The holy city of Mashhad in northeastern Iran has been officially introduced as the “cultural capital of the Muslim world” for the Asia region for 2017.

In 2011, the Islamic Educational, Scientific and Cultural Organization (ISESCO), which is associated with the Organization of Islamic Conference, launched the initiative for three cities to be named each year as such capitals throughout the countries in Asia, the Arab region, and the African region, which house considerable Muslim populations.

On Tuesday, Mashhad was awarded the title by Deputy Director General of the ISESCO Amina al-Hajri at a ceremony attended by ranking Iranian officials and 250 cultural and political figures from 51 world countries.

The other cities bearing the title this year are the Jordanian capital of Amman for the Arab region and the Ugandan capital of Kampala for Africa.

“This is an important day for Mashhad, Islamic Iran, and the world of Islam,” Iran’s Minister of Culture and Islamic Guidance Reza Salehi Amiri said, addressing the event. “Mashhad can be the focal point for attracting scholars and thinkers and artists.”

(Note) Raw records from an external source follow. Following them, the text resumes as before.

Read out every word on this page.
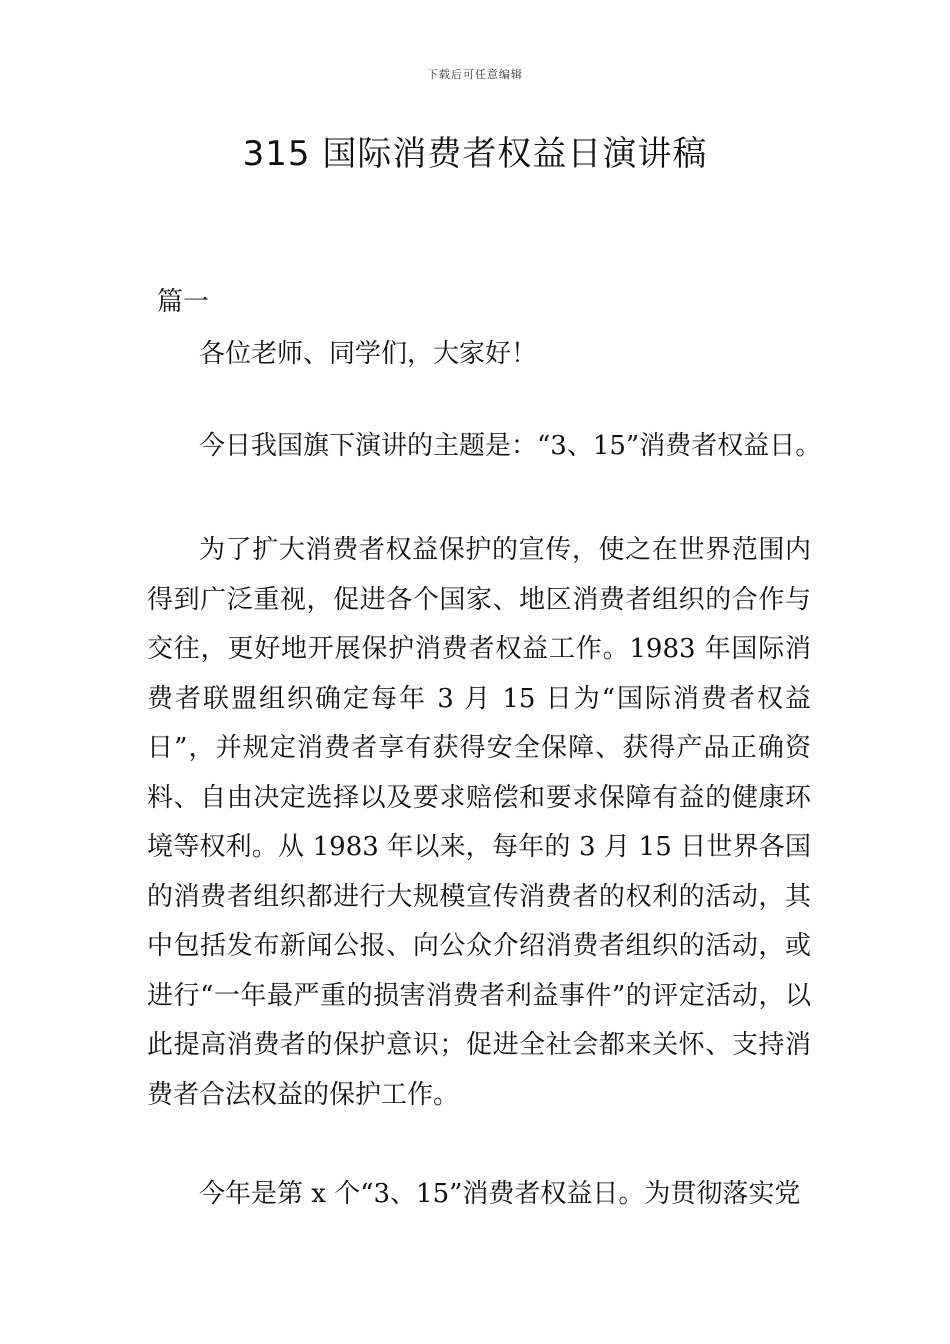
下载后可任意编辑
315 国际消费者权益日演讲稿

篇一

各位老师、同学们，大家好！

今日我国旗下演讲的主题是：“3、15”消费者权益日。

为了扩大消费者权益保护的宣传，使之在世界范围内得到广泛重视，促进各个国家、地区消费者组织的合作与交往，更好地开展保护消费者权益工作。1983 年国际消费者联盟组织确定每年 3 月 15 日为“国际消费者权益日”，并规定消费者享有获得安全保障、获得产品正确资料、自由决定选择以及要求赔偿和要求保障有益的健康环境等权利。从 1983 年以来，每年的 3 月 15 日世界各国的消费者组织都进行大规模宣传消费者的权利的活动，其中包括发布新闻公报、向公众介绍消费者组织的活动，或进行“一年最严重的损害消费者利益事件”的评定活动，以此提高消费者的保护意识；促进全社会都来关怀、支持消费者合法权益的保护工作。

今年是第 x 个“3、15”消费者权益日。为贯彻落实党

Muslims, he said, believed in the same theoretical basics, had one Holy Book, and one Prophet (PBUH).

“We have common enemies inside the world of Islam. They have their own reactionary understanding and perception of this holy religion. They want to portray the religion as a violent one,” the Iranian minister said. “And at the same time, we have external foes, namely the Zionist entity (Israel), which plays a key role in creating disunity in the world of Islam.”

The official concluded by urging unity and convergence toward successfully confronting the sources of enmity to the Islamic world.